Success criteria, measured.
- SC-1. At least the agreed share of requests resolved autonomously, with manager-review endorsement on a sampled audit at or above target.
- SC-2. Zero autonomous approvals on fraud-set cases. Not “low.” Zero.
- SC-3. Clawback rate on autonomous refunds below the funded threshold, measured monthly, with the trend flat or falling.
The gate it must pass. Three non-negotiables before this spec proceeds to build: the boundary in GR-1 is enforced in the payment path and not in the prompt; the audit record in GR-2 reconstructs a decision for someone who was not there; the kill switch is reachable in one step. A spec that fails any of these does not advance to the backlog.

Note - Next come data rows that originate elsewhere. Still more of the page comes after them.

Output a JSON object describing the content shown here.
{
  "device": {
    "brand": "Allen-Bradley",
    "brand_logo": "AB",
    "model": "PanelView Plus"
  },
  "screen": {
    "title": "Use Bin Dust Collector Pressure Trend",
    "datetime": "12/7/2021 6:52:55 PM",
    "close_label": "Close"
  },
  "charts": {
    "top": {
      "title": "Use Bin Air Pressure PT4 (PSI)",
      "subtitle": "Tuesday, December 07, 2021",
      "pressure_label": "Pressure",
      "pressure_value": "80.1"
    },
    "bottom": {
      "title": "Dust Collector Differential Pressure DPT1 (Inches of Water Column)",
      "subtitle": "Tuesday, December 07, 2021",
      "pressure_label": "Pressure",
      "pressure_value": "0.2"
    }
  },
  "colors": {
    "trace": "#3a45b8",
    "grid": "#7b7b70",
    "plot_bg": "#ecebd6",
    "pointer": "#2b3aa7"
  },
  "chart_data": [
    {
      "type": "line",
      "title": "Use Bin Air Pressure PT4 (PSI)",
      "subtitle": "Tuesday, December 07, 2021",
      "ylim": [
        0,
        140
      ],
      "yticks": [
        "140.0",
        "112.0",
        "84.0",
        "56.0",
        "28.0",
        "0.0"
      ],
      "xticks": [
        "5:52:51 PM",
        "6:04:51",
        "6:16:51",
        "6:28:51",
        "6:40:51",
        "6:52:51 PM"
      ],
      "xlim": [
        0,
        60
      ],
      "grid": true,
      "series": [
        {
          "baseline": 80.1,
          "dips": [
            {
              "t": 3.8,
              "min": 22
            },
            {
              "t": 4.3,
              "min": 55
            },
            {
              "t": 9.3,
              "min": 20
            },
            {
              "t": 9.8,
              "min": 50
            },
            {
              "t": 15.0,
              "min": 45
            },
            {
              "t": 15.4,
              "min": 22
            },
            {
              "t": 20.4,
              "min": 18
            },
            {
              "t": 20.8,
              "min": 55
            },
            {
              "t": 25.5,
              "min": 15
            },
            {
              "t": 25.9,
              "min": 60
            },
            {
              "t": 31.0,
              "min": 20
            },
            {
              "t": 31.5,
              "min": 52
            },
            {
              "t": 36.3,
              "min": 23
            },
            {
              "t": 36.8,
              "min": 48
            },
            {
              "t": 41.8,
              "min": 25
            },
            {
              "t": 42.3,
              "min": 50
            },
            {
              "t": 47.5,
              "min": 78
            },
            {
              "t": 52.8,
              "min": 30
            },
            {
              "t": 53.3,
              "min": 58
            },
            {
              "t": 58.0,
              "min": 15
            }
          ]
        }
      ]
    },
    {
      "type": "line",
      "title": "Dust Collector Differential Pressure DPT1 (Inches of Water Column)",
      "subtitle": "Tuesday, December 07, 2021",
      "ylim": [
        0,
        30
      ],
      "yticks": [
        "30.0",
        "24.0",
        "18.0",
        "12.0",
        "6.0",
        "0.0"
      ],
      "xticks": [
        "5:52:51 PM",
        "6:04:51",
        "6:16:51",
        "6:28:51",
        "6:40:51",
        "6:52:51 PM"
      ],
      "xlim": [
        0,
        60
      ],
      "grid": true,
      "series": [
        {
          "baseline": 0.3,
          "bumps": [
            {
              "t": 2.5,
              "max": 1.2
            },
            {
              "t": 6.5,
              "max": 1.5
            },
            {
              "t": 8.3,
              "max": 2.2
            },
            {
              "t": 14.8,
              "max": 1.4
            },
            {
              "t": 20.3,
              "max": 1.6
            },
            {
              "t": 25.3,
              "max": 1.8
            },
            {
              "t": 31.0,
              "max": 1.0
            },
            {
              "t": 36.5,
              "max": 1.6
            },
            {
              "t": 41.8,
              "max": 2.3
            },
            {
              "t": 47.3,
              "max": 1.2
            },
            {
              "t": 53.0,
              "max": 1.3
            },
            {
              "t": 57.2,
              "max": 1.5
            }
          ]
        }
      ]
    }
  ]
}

Release gate. Channel 1 ready: resolves the eval set at the agreed rate, no fraud-set auto-approvals. Channel 2 ready: boundary enforced pre-action, escalation package and approval path live, audit record writing, kill switch reachable, the five instruments producing.
For the prototype / for the backlog. This week: generate the loop — request in → boundary check → resolve or escalate → audit write — against the eval set. The prototype is for deciding, not shipping. For the backlog: each governance requirement is a buildable line.
Two documents, one agent, both channels in each, and a template under each you can lift and adapt. The Human Brief is where the team decides whether to build and where the boundaries are; the Executable Brief is where that decision becomes experience, behavior, and governance a prototype and a backlog can build, with the supervision written in as requirements so it is constructed rather than assumed.